BEATONS BLUFF
When I was a little girl, my Barbies’ Dreamhouse was made of shoeboxes and toilet-paper rolls held together with Scotch tape.
On the edge of Nova Scotia, our little Airbnb, which slopes toward Northumberland Strait, is a dreamhouse like that: one shoebox taped to another, added to a cereal box as soon as the Cheerios were done and the prize claimed. We spent our first day imagining how this cottage began, made up as it is of three unique little boxes, and whether it’s finished.
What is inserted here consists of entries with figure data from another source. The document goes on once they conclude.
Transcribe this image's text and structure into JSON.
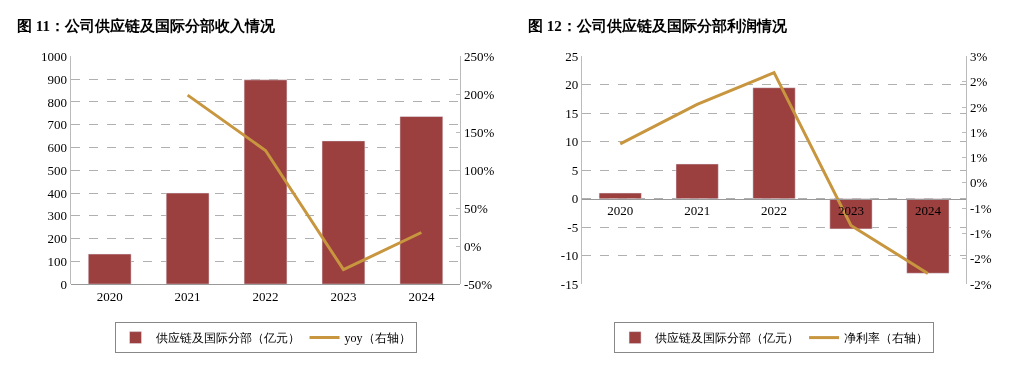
{
  "chart_data": [
    {
      "type": "bar",
      "title": "图 11：公司供应链及国际分部收入情况",
      "categories": [
        "2020",
        "2021",
        "2022",
        "2023",
        "2024"
      ],
      "series": [
        {
          "name": "供应链及国际分部（亿元）",
          "color": "#9b3f3f",
          "values": [
            132,
            400,
            897,
            629,
            736
          ]
        },
        {
          "name": "yoy（右轴）",
          "type": "line",
          "axis": "y2",
          "color": "#c8963e",
          "values": [
            null,
            199,
            126,
            -31,
            18
          ]
        }
      ],
      "ylim": [
        0,
        1000
      ],
      "yticks": [
        0,
        100,
        200,
        300,
        400,
        500,
        600,
        700,
        800,
        900,
        1000
      ],
      "y2lim": [
        -50,
        250
      ],
      "y2ticks": [
        {
          "value": -50,
          "label": "-50%"
        },
        {
          "value": 0,
          "label": "0%"
        },
        {
          "value": 50,
          "label": "50%"
        },
        {
          "value": 100,
          "label": "100%"
        },
        {
          "value": 150,
          "label": "150%"
        },
        {
          "value": 200,
          "label": "200%"
        },
        {
          "value": 250,
          "label": "250%"
        }
      ],
      "grid": "y",
      "legend": "bottom",
      "marker": "none",
      "line_style": "solid"
    },
    {
      "type": "bar",
      "title": "图 12：公司供应链及国际分部利润情况",
      "categories": [
        "2020",
        "2021",
        "2022",
        "2023",
        "2024"
      ],
      "series": [
        {
          "name": "供应链及国际分部（亿元）",
          "color": "#9b3f3f",
          "values": [
            1.0,
            6.1,
            19.5,
            -5.3,
            -13.1
          ]
        },
        {
          "name": "净利率（右轴）",
          "type": "line",
          "axis": "y2",
          "color": "#c8963e",
          "values": [
            0.77,
            1.55,
            2.18,
            -0.84,
            -1.79
          ]
        }
      ],
      "ylim": [
        -15,
        25
      ],
      "yticks": [
        -15,
        -10,
        -5,
        0,
        5,
        10,
        15,
        20,
        25
      ],
      "y2lim": [
        -2,
        2.5
      ],
      "y2ticks": [
        {
          "value": -2,
          "label": "-2%"
        },
        {
          "value": -1.5,
          "label": "-2%"
        },
        {
          "value": -1,
          "label": "-1%"
        },
        {
          "value": -0.5,
          "label": "-1%"
        },
        {
          "value": 0,
          "label": "0%"
        },
        {
          "value": 0.5,
          "label": "1%"
        },
        {
          "value": 1,
          "label": "1%"
        },
        {
          "value": 1.5,
          "label": "2%"
        },
        {
          "value": 2,
          "label": "2%"
        },
        {
          "value": 2.5,
          "label": "3%"
        }
      ],
      "grid": "y",
      "legend": "bottom",
      "marker": "none",
      "line_style": "solid"
    }
  ]
}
What’s clear is that it’s a house inside a house. The door to the kid’s room used to be an entry from outside. It still has the porch light, and there are tall narrow windows on either side. If that room and the kitchen beside it represent the 1970s, then the long dining room with painted floors, fat woodstove, and faded flyswatters are the ’80s, and the polished living room and master suite, with its right angles and cleanly caulked windows, are the 1990s.
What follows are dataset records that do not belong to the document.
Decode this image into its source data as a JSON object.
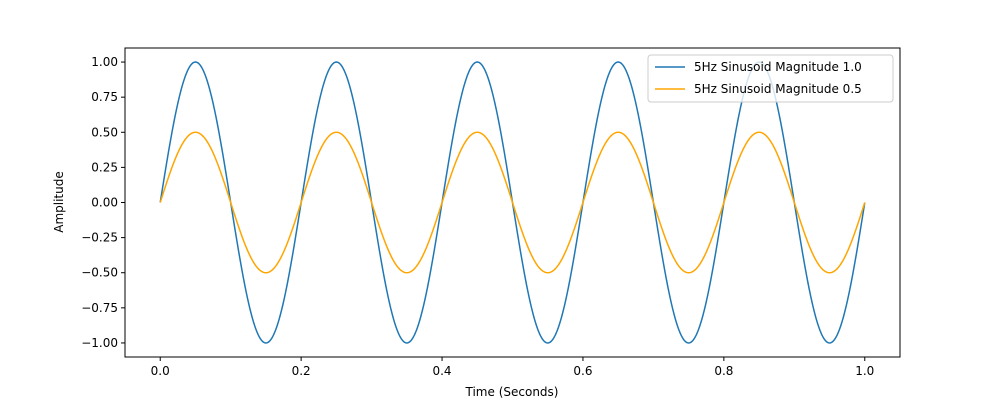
{
  "chart_data": {
    "type": "line",
    "title": "",
    "xlabel": "Time (Seconds)",
    "ylabel": "Amplitude",
    "xlim": [
      -0.05,
      1.05
    ],
    "ylim": [
      -1.1,
      1.1
    ],
    "grid": false,
    "legend_position": "top-right",
    "x_ticks": [
      0.0,
      0.2,
      0.4,
      0.6,
      0.8,
      1.0
    ],
    "x_tick_labels": [
      "0.0",
      "0.2",
      "0.4",
      "0.6",
      "0.8",
      "1.0"
    ],
    "y_ticks": [
      1.0,
      0.75,
      0.5,
      0.25,
      0.0,
      -0.25,
      -0.5,
      -0.75,
      -1.0
    ],
    "y_tick_labels": [
      "1.00",
      "0.75",
      "0.50",
      "0.25",
      "0.00",
      "−0.25",
      "−0.50",
      "−0.75",
      "−1.00"
    ],
    "x_range": [
      0.0,
      1.0
    ],
    "series": [
      {
        "name": "5Hz Sinusoid Magnitude 1.0",
        "frequency_hz": 5,
        "amplitude": 1.0,
        "color": "#1f77b4"
      },
      {
        "name": "5Hz Sinusoid Magnitude 0.5",
        "frequency_hz": 5,
        "amplitude": 0.5,
        "color": "#ffa500"
      }
    ]
  }
}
Once we realized it was a Barbie construct — none of the pieces being original to the other — we tried to stop figuring out how the cottage came to be (though I dreamed about it) and started thinking about it like a puzzle.
If you glance at the puzzle, laminated and framed and hanging about like a regular piece of art, you’re just fine, but it’s unnerving for a moment when you realize it’s full of cracks and curves and patterns that are hard to appreciate when you weren’t part of the assembling.
We have nothing but respect for the industriousness of the architect. We’re spending a week in their dreamhouse, surrounded by hay fields and ocean and rosebushes and wandering each shoebox and cereal box with delight and wonder.